Friday 20 September 2013

Dad Envy

I want to be a dad.  They have a way better gig.   Everyone is continually complementing my husband on his fathering skills.  Don't get me wrong I do think he is pretty good; but, for the amount of praise he receives he should be offering "how to" classes. 

In today's society, it is my belief that in most two parent homes both parents work and are required to do so in order to live.  However, this has not always been the case.  In the past when many women were working in the home they became primary caregivers for children and thus dads were perhaps slightly less involved in day to day care-taking.  Fast forward to our present, and dad's no longer have a choice; they must have greater involvement in daily tasks as both parents are working outside the home.  However, older society members (boomers) who make up a large portion of our population are not exactly 100% used to this reality yet.

This is why I think it is a prime time to be a dad.  Things that my husband does with my children are praised; however, if I were to do the same, harsh judgement would be cast upon me.  Example, if a "dad" uses his sleeve to wipe a booger soaked face he is being resourceful; but, if a "mom" does the same she is so unprepared.

Since having children this double standard has been driving me crazy.  I cannot count the number of times that someone has said to me "wow, he is really good with your kids".  In the beginning I would just smile and say yeah even though secretly inside I was really annoyed by the comment.  Now my response is "I know, right? I thought he was going to be a dead beat too, but I thought hey what they hell, let's give it a try anyway".    Or sometimes I say "Yeah well they are his".  Clearly, before we had children and I married him I did give it some thought.   I mean really people!

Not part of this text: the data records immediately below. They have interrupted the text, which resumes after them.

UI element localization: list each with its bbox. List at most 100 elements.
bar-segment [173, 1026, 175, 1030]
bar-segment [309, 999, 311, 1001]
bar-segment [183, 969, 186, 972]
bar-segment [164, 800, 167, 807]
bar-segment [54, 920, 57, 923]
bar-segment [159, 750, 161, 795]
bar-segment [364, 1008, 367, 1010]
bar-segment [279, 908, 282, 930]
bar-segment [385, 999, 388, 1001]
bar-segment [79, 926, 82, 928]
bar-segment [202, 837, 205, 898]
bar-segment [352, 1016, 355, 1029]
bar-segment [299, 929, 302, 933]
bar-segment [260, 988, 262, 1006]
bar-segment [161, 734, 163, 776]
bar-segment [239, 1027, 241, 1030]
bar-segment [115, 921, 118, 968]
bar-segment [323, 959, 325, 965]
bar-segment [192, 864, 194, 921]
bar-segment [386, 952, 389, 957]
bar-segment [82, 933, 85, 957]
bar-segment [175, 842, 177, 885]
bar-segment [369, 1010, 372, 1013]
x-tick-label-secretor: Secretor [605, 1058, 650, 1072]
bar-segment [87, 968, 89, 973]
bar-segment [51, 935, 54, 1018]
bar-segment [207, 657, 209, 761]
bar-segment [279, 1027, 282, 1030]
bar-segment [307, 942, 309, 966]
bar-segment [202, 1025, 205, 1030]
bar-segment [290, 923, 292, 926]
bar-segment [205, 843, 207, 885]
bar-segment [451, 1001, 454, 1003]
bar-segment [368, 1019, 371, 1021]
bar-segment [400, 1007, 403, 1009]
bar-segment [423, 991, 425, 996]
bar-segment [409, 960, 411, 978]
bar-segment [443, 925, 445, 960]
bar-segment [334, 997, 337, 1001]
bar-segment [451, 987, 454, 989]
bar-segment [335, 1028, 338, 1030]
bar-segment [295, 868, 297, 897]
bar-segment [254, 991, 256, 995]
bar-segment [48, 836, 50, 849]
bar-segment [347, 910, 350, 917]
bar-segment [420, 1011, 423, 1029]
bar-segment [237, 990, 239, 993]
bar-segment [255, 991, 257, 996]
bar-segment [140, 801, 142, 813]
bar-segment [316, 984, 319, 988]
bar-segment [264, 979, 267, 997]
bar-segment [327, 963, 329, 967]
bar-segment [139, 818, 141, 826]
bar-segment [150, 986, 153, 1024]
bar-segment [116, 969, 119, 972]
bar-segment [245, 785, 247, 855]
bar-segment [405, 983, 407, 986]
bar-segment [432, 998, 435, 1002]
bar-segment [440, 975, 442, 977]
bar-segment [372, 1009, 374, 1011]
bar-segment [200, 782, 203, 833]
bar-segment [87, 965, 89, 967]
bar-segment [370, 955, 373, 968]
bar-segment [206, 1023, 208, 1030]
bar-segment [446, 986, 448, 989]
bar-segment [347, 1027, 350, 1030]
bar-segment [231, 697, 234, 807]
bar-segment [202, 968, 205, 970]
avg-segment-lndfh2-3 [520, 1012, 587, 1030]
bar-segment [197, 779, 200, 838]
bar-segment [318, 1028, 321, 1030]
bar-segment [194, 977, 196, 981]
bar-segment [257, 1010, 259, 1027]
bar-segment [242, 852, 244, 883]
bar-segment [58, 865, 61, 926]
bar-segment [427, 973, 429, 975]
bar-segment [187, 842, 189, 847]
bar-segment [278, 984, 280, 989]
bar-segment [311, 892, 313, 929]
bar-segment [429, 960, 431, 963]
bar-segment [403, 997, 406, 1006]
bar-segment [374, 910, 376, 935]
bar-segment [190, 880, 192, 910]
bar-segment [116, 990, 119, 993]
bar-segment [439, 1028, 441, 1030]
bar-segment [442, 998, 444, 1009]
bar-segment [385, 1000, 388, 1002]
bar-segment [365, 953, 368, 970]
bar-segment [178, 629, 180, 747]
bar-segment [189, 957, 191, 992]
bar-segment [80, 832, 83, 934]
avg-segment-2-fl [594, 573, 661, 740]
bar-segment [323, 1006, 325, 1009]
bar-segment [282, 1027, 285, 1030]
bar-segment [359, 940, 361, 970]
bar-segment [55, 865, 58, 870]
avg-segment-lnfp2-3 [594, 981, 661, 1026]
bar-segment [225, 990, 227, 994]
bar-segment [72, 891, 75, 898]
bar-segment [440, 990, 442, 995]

Another annoying matter is the shock, then amazement, then approving smiles he gets once someone learns he has his own diaper bag.  Somehow, the bag is a symbol for people, correlating to the amount of involvement he has in our children's lives.  He did not want to carry the bag I chose, nor did I want to share the bag I knew I would be carrying for the next 3-4 years.  It is just a bag!  He takes our children out of our home and does not carry a purse, requires diapers & wipes and therefore has a vessel to put these items in.  Again, it is just a bag and it isn't even that nice of one.

All this aside, I do believe there is light at the end of this tunnel.  I believe that as time goes by expectations will be raised for dads as well.  In the future they will face the same sideways glazes that moms receive when brushing dirt off of our children's snacks and then handing it back to them.


But until that happens I want the "dad" job!